"It takes time to heal—there are no words that can instantly take away the pain that they feel right now," Police Commissioner Charles Ramsey said as hundreds of his colleagues filed in behind him.

"But we certainly can do what we can to pay the proper honor and let his family know what he meant to all of us."

Today, that healing process began. Both for the family of Officer Robert Wilson III and the thousands of police officers in the city who have been in mourning since Wilson was gunned down inside a GameStop in North Philly last week.

Whitby Avenue near 52nd Street in West Philly became a sea of blue uniforms as hundreds of police officers marched in formation into the Francis Funeral Home, where Wilson's body was placed for his viewing.

The wide variety of patches sewn into those uniforms proved that the city cops weren't alone: departments far and wide sent representatives, including officers from Radnor, New Holland, the state police and even Amtrak Police.

A small contingent of New York Police Department officers also attended.

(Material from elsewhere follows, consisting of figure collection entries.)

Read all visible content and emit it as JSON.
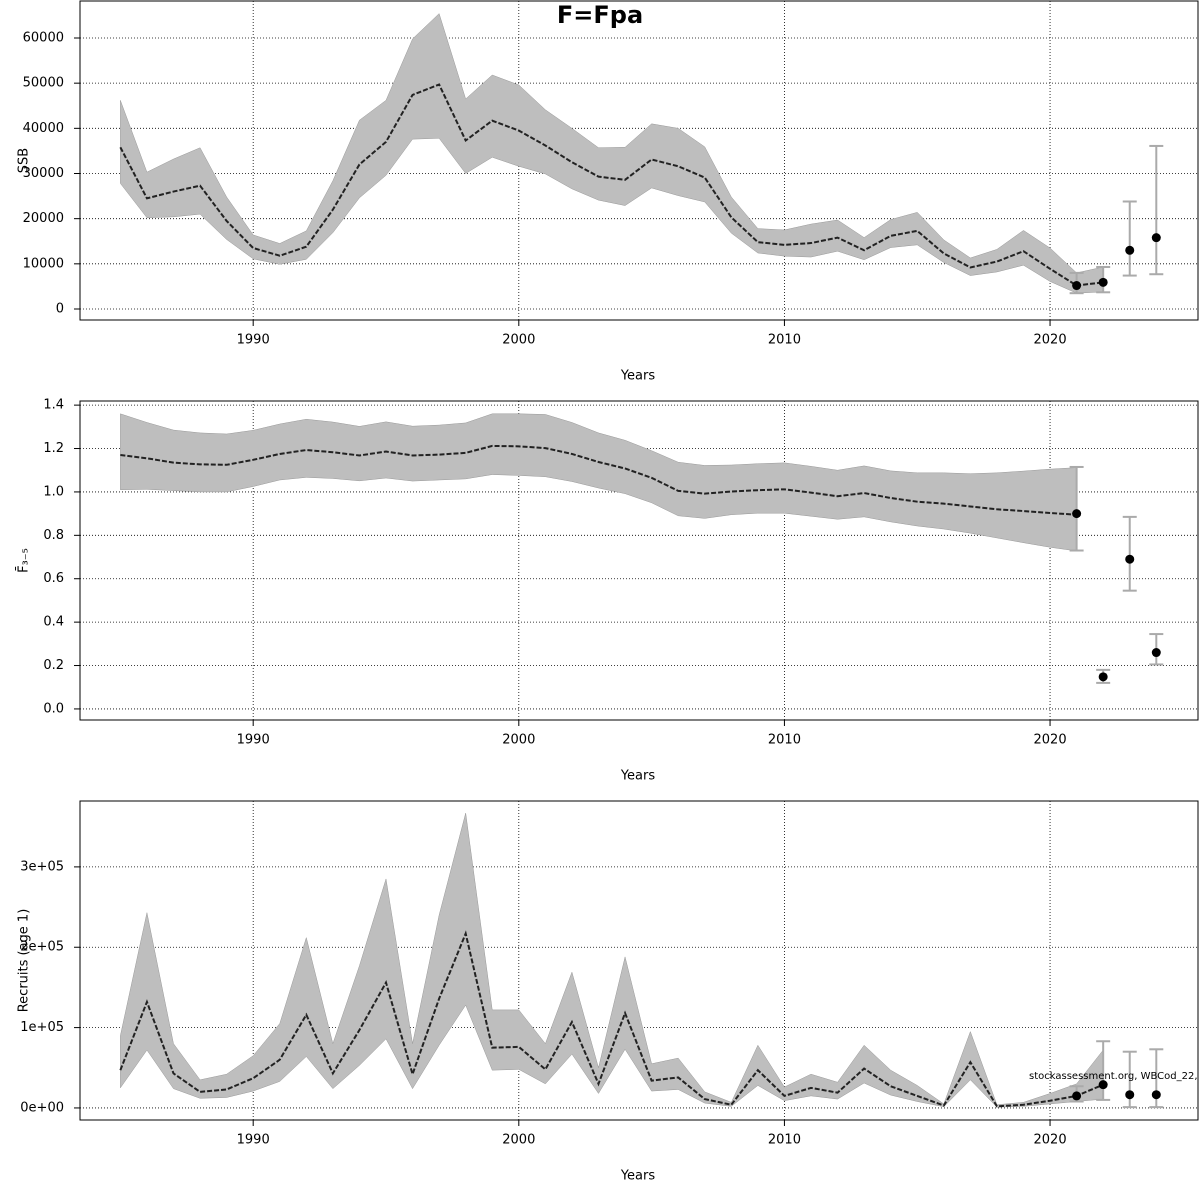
{
  "chart_data": [
    {
      "type": "line",
      "title": "F=Fpa",
      "x_label": "Years",
      "y_label": "SSB",
      "grid": true,
      "color": "#222222",
      "band_color": "#bebebe",
      "interval_color": "#aaaaaa",
      "point_color": "#000000",
      "xlim": [
        1983.48,
        2025.57
      ],
      "xticks": [
        1990,
        2000,
        2010,
        2020
      ],
      "ylim": [
        -2435,
        68190
      ],
      "yticks": [
        0,
        10000,
        20000,
        30000,
        40000,
        50000,
        60000
      ],
      "x": [
        1985,
        1986,
        1987,
        1988,
        1989,
        1990,
        1991,
        1992,
        1993,
        1994,
        1995,
        1996,
        1997,
        1998,
        1999,
        2000,
        2001,
        2002,
        2003,
        2004,
        2005,
        2006,
        2007,
        2008,
        2009,
        2010,
        2011,
        2012,
        2013,
        2014,
        2015,
        2016,
        2017,
        2018,
        2019,
        2020,
        2021,
        2022
      ],
      "values": [
        35800,
        24500,
        26000,
        27300,
        19500,
        13500,
        11800,
        13800,
        22000,
        32000,
        37000,
        47400,
        49700,
        37300,
        41700,
        39500,
        36200,
        32500,
        29300,
        28600,
        33100,
        31600,
        29100,
        20300,
        14800,
        14200,
        14600,
        15800,
        13000,
        16200,
        17300,
        12300,
        9200,
        10500,
        12800,
        8900,
        5200,
        5900
      ],
      "upper": [
        46200,
        30300,
        33200,
        35700,
        24800,
        16400,
        14500,
        17300,
        28400,
        41800,
        46200,
        59800,
        65400,
        46500,
        51800,
        49600,
        44100,
        40000,
        35700,
        35800,
        41000,
        40000,
        35900,
        24800,
        17800,
        17500,
        18800,
        19700,
        15800,
        19800,
        21400,
        15300,
        11300,
        13200,
        17400,
        13500,
        8000,
        9300
      ],
      "lower": [
        27800,
        20200,
        20400,
        21000,
        15400,
        11100,
        9900,
        11000,
        16900,
        24600,
        29600,
        37600,
        37800,
        30000,
        33600,
        31600,
        29900,
        26600,
        24100,
        22900,
        26800,
        25100,
        23700,
        16800,
        12400,
        11700,
        11500,
        12800,
        10900,
        13600,
        14200,
        10300,
        7400,
        8200,
        9700,
        6100,
        3500,
        3800
      ],
      "points": {
        "x": [
          2021,
          2022,
          2023,
          2024
        ],
        "values": [
          5200,
          5900,
          13000,
          15800
        ],
        "lower": [
          3500,
          3700,
          7400,
          7700
        ],
        "upper": [
          8000,
          9300,
          23800,
          36100
        ]
      }
    },
    {
      "type": "line",
      "x_label": "Years",
      "y_label": "F̄₃₋₅",
      "grid": true,
      "color": "#222222",
      "band_color": "#bebebe",
      "interval_color": "#aaaaaa",
      "point_color": "#000000",
      "xlim": [
        1983.48,
        2025.57
      ],
      "xticks": [
        1990,
        2000,
        2010,
        2020
      ],
      "ylim": [
        -0.051,
        1.419
      ],
      "yticks": [
        {
          "value": 0,
          "label": "0.0"
        },
        0.2,
        0.4,
        0.6,
        0.8,
        {
          "value": 1,
          "label": "1.0"
        },
        1.2,
        1.4
      ],
      "x": [
        1985,
        1986,
        1987,
        1988,
        1989,
        1990,
        1991,
        1992,
        1993,
        1994,
        1995,
        1996,
        1997,
        1998,
        1999,
        2000,
        2001,
        2002,
        2003,
        2004,
        2005,
        2006,
        2007,
        2008,
        2009,
        2010,
        2011,
        2012,
        2013,
        2014,
        2015,
        2016,
        2017,
        2018,
        2019,
        2020,
        2021
      ],
      "values": [
        1.17,
        1.155,
        1.135,
        1.127,
        1.125,
        1.148,
        1.175,
        1.193,
        1.183,
        1.168,
        1.186,
        1.168,
        1.172,
        1.18,
        1.212,
        1.21,
        1.202,
        1.175,
        1.138,
        1.108,
        1.065,
        1.005,
        0.992,
        1.002,
        1.008,
        1.012,
        0.997,
        0.98,
        0.995,
        0.972,
        0.955,
        0.946,
        0.933,
        0.92,
        0.912,
        0.903,
        0.895
      ],
      "upper": [
        1.36,
        1.32,
        1.285,
        1.272,
        1.267,
        1.284,
        1.313,
        1.335,
        1.322,
        1.302,
        1.323,
        1.303,
        1.308,
        1.318,
        1.36,
        1.36,
        1.357,
        1.32,
        1.272,
        1.238,
        1.19,
        1.137,
        1.122,
        1.124,
        1.13,
        1.134,
        1.118,
        1.1,
        1.12,
        1.097,
        1.088,
        1.088,
        1.084,
        1.088,
        1.096,
        1.105,
        1.112
      ],
      "lower": [
        1.01,
        1.012,
        1.006,
        1.0,
        1.0,
        1.025,
        1.055,
        1.067,
        1.062,
        1.051,
        1.064,
        1.05,
        1.055,
        1.06,
        1.08,
        1.076,
        1.07,
        1.048,
        1.018,
        0.992,
        0.95,
        0.89,
        0.878,
        0.895,
        0.902,
        0.902,
        0.888,
        0.874,
        0.885,
        0.862,
        0.843,
        0.829,
        0.81,
        0.788,
        0.766,
        0.745,
        0.728
      ],
      "points": {
        "x": [
          2021,
          2022,
          2023,
          2024
        ],
        "values": [
          0.9,
          0.148,
          0.69,
          0.26
        ],
        "lower": [
          0.73,
          0.12,
          0.545,
          0.205
        ],
        "upper": [
          1.115,
          0.18,
          0.885,
          0.345
        ]
      }
    },
    {
      "type": "line",
      "x_label": "Years",
      "y_label": "Recruits (age 1)",
      "grid": true,
      "annotation": "stockassessment.org, WBCod_22,",
      "color": "#222222",
      "band_color": "#bebebe",
      "interval_color": "#aaaaaa",
      "point_color": "#000000",
      "xlim": [
        1983.48,
        2025.57
      ],
      "xticks": [
        1990,
        2000,
        2010,
        2020
      ],
      "ylim": [
        -15000,
        382000
      ],
      "yticks": [
        {
          "value": 0,
          "label": "0e+00"
        },
        {
          "value": 100000,
          "label": "1e+05"
        },
        {
          "value": 200000,
          "label": "2e+05"
        },
        {
          "value": 300000,
          "label": "3e+05"
        }
      ],
      "x": [
        1985,
        1986,
        1987,
        1988,
        1989,
        1990,
        1991,
        1992,
        1993,
        1994,
        1995,
        1996,
        1997,
        1998,
        1999,
        2000,
        2001,
        2002,
        2003,
        2004,
        2005,
        2006,
        2007,
        2008,
        2009,
        2010,
        2011,
        2012,
        2013,
        2014,
        2015,
        2016,
        2017,
        2018,
        2019,
        2020,
        2021,
        2022
      ],
      "values": [
        47000,
        132000,
        43000,
        20000,
        23000,
        37000,
        60000,
        116000,
        43000,
        97000,
        156000,
        42000,
        136000,
        217000,
        75000,
        76000,
        48000,
        107000,
        30000,
        118000,
        34000,
        38000,
        11000,
        4000,
        47000,
        15000,
        25000,
        19000,
        49000,
        27000,
        15000,
        3000,
        57000,
        2000,
        4000,
        9000,
        15000,
        29000
      ],
      "upper": [
        90000,
        243000,
        80000,
        35000,
        42000,
        65000,
        105000,
        212000,
        80000,
        177000,
        285000,
        80000,
        240000,
        367000,
        122000,
        122000,
        80000,
        169000,
        50000,
        188000,
        55000,
        62000,
        20000,
        7000,
        78000,
        26000,
        42000,
        32000,
        78000,
        47000,
        28000,
        5000,
        95000,
        4000,
        7000,
        18000,
        30000,
        72000
      ],
      "lower": [
        25000,
        72000,
        24000,
        12000,
        13000,
        21000,
        33000,
        64000,
        24000,
        53000,
        86000,
        24000,
        78000,
        128000,
        47000,
        48000,
        30000,
        67000,
        18000,
        73000,
        21000,
        23000,
        6000,
        2000,
        28000,
        9000,
        15000,
        11000,
        31000,
        16000,
        8000,
        1500,
        35000,
        1000,
        2000,
        5000,
        8000,
        11000
      ],
      "points": {
        "x": [
          2021,
          2022,
          2023,
          2024
        ],
        "values": [
          15000,
          29000,
          16500,
          16500
        ],
        "lower": [
          8000,
          10000,
          1000,
          1000
        ],
        "upper": [
          27000,
          83000,
          70000,
          73000
        ]
      }
    }
  ]
}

"We came here to honor one of our brothers who made the ultimate sacrifice," one of the NYPD officers, who wished to remain anonymous, said.

"We're a global family; we're in every city," she said, noting the recent deaths of Officers Rafeal Ramos and Wenjian Liu, killed Dec. 21 as they sat parked in a patrol car.

"When any of us go through something like this, we come out and support them."

There was no lack of support today.

Scores of city police officers from across the city, representing every district and division, assembled in front of the funeral home for a march in Wilson's honor.

And as they gathered for that procession, every single officer greeted Officer Damien Stevenson, Wilson's partner.

Some shook Stevenson's hand. Some embraced him. All offered gestures of comfort in this dark time, however little they could provide as he mourns.

Stevenson was with Wilson that day in North Philly and witnessed the gunbattle that claimed his partner's life firsthand.

He even engaged the suspects as they tried to flee, shooting one of them, Carlton Hipps, in the leg. Ultimately, he was able to help apprehend both of them, ensuring they will answer for their actions.

But today wasn't about that; it was about honoring the officer who died protecting other customers in that video-game store from harm.

Among the city leaders who came to pay respect to Wilson and his family were Mayor Nutter and Deputy Mayor Everett Gillison.

And after the procession had ended and the literally block-long line of mourners assembled, waiting to gain entrance to the funeral home, a black SUV cut a path to the building's front door.

Out stepped Chip Kelly, who came to deliver a special present to Wilson's oldest son, Quahmier.

As the Eagles' head coach rushed past the TV cameras, one of his assistants handed him a football emblazoned with the distractive kelly green of the city's football team.

On it were printed the words "In honor of Officer Robert Wilson III. EOW [End of Watch]: 3/5/15"

Kelly personally delivered the ball to Quahmier, who turned 10 on Monday, inside the funeral home.

Outside, Clarence Hatcher watched the ceremony unfold.

Today bore a lot of meaning for the Wyncote, Montgomery County resident.

In the 1970s — a lifetime ago, he said — he too served in the 22nd District, where Wilson was assigned.

It was a lot different back then, the 84-year-old said: Gangs fought for control of the streets, and violence was a constant threat.

"People need to know that officers do their job, and that it's a dangerous job," he said. "These men and women go above and beyond the call of duty to protect people."

He felt an obligation to attend today's viewing, he said, as a member of the "fraternity" of police officers. But that wasn't the only thing that drew him to West Philly.

"It's hard to express words of comfort for the family," he said, "but I just want them to always appreciate what he's done and the lives he's saved.

"They should celebrate his life and the heroic manner in which he lived."

With that, the former officer walked toward the line of mourners, receding far up the street.

He said he didn't care how long he had to wait; he was going to pay homage to his fallen brother.